If I am a permissioned user and have a pageid I can request the title:
/api.php?action=query&format=json&pageids=4&formatversion=2
{ "batchcomplete": true, "query": { "pages": [ { "pageid": 4, "ns": 0, "title": "Gotham" } ] } }
If I delete that page, I get a response that it's missing:
/api.php?action=query&format=json&pageids=4&formatversion=2
{ "batchcomplete": true, "query": { "pages": [ { "pageid": 4, "missing": true } ] } }
While it's in the deleted state, the pageid does not exist (even if you have permission to see all of the deleted revisions).
If I restore the page, then all of the sudden, it's back again:
/api.php?action=query&format=json&pageids=4&formatversion=2
{ "batchcomplete": true, "query": { "pages": [ { "pageid": 4, "ns": 0, "title": "Gotham" } ] } }
However, there are many ways in which restoring may not result in the same pageid
The problem is that we can store the pageid or the title in a database, but there isn't way to ensure that in the future this refers to the same page. I realize that if you change everything about a page, is it still the same page? I suppose I mean what users consider to be the same page. If a page can be deleted, restored, and moved and still be the same page, then it should have a stable id throughout any of those processes.
Solution
We could change our page deletion strategy from a hard delete (where the page is removed from the table) to a soft delete. This would invovle adding a page_deleted column that would either be a nullable datetime of when the page was deleted, or a boolean field that would indicate whether or not the page is deleted. I think the former is better since it gives more information about the page being deleted.

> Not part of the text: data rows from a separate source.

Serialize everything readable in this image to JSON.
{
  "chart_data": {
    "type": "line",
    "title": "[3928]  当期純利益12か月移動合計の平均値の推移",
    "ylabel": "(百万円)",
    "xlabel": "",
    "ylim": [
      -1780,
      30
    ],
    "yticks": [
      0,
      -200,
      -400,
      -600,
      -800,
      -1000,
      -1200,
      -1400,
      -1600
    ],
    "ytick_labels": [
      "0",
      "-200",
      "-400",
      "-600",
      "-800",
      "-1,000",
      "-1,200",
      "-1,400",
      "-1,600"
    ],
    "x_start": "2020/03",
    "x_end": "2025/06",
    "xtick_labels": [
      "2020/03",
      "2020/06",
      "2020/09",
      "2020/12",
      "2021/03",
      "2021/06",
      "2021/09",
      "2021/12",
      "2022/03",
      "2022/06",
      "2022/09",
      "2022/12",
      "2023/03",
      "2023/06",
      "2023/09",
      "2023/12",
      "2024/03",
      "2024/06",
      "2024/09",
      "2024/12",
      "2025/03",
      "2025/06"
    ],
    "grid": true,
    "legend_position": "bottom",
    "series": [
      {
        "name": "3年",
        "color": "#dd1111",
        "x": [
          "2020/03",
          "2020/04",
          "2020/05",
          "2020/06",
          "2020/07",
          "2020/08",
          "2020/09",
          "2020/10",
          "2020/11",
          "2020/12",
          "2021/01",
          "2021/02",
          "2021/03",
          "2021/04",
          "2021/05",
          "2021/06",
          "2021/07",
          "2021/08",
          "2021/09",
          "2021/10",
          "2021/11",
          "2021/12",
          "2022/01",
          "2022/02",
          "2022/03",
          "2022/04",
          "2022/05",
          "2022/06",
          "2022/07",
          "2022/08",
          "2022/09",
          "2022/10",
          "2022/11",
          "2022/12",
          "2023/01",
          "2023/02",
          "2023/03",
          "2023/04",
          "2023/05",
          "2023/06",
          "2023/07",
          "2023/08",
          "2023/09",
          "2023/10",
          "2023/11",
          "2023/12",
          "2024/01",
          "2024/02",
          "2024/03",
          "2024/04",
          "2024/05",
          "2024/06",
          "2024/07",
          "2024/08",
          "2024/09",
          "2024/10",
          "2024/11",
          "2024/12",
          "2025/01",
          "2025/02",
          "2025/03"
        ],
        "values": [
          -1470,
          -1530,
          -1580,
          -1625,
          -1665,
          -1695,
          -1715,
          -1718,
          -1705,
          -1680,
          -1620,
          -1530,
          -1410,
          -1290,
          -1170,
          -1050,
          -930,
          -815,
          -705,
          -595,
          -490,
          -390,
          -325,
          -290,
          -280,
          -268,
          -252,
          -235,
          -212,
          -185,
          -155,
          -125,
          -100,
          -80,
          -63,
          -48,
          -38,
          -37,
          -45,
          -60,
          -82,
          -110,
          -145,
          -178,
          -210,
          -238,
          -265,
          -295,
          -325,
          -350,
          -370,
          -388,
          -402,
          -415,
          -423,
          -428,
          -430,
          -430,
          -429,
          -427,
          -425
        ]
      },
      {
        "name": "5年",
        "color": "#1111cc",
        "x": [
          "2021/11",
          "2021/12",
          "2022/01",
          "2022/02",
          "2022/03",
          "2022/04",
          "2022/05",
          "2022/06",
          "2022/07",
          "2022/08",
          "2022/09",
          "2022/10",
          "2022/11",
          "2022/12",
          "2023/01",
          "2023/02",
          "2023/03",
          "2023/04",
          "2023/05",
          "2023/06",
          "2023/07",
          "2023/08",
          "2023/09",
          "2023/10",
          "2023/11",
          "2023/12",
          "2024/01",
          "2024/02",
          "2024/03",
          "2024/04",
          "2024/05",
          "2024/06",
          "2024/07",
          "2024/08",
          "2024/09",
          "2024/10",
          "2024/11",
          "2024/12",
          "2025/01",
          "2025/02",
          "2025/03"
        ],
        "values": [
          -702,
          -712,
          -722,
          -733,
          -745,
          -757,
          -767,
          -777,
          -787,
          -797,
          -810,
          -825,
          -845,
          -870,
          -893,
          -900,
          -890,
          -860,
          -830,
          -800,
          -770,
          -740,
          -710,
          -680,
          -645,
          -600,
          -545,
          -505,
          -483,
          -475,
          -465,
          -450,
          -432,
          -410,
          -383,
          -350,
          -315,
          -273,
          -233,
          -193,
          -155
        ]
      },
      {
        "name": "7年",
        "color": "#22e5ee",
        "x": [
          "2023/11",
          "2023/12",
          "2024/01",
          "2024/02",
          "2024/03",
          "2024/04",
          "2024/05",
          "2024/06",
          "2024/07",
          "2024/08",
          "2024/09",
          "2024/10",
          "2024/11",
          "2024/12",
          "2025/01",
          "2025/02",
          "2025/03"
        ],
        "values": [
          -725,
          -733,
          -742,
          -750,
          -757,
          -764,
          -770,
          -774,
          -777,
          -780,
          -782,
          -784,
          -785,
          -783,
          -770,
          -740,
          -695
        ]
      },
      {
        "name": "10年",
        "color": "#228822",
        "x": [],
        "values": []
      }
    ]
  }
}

This change would fix the API endpoints as the page would no longer be missing (but perhaps should return that it has been deleted). If a user were to re-create the page, it would recreate with the same id, it's deleted status would be removed (although, all of the existing revisions would continue to be deleted). Effectively, a deleted page is the same as saying no revisions.
Alternatively, if we don't want to change the way that page deletion works, we could just abstract this with the API. The API would basically query for pages in the archive table. However, this adds a lot of overhead to API endpoints without actually fixing the underlining issue.
Use Cases
Work Around
Store the pageid and the title and assume that one or the other hasn't changed.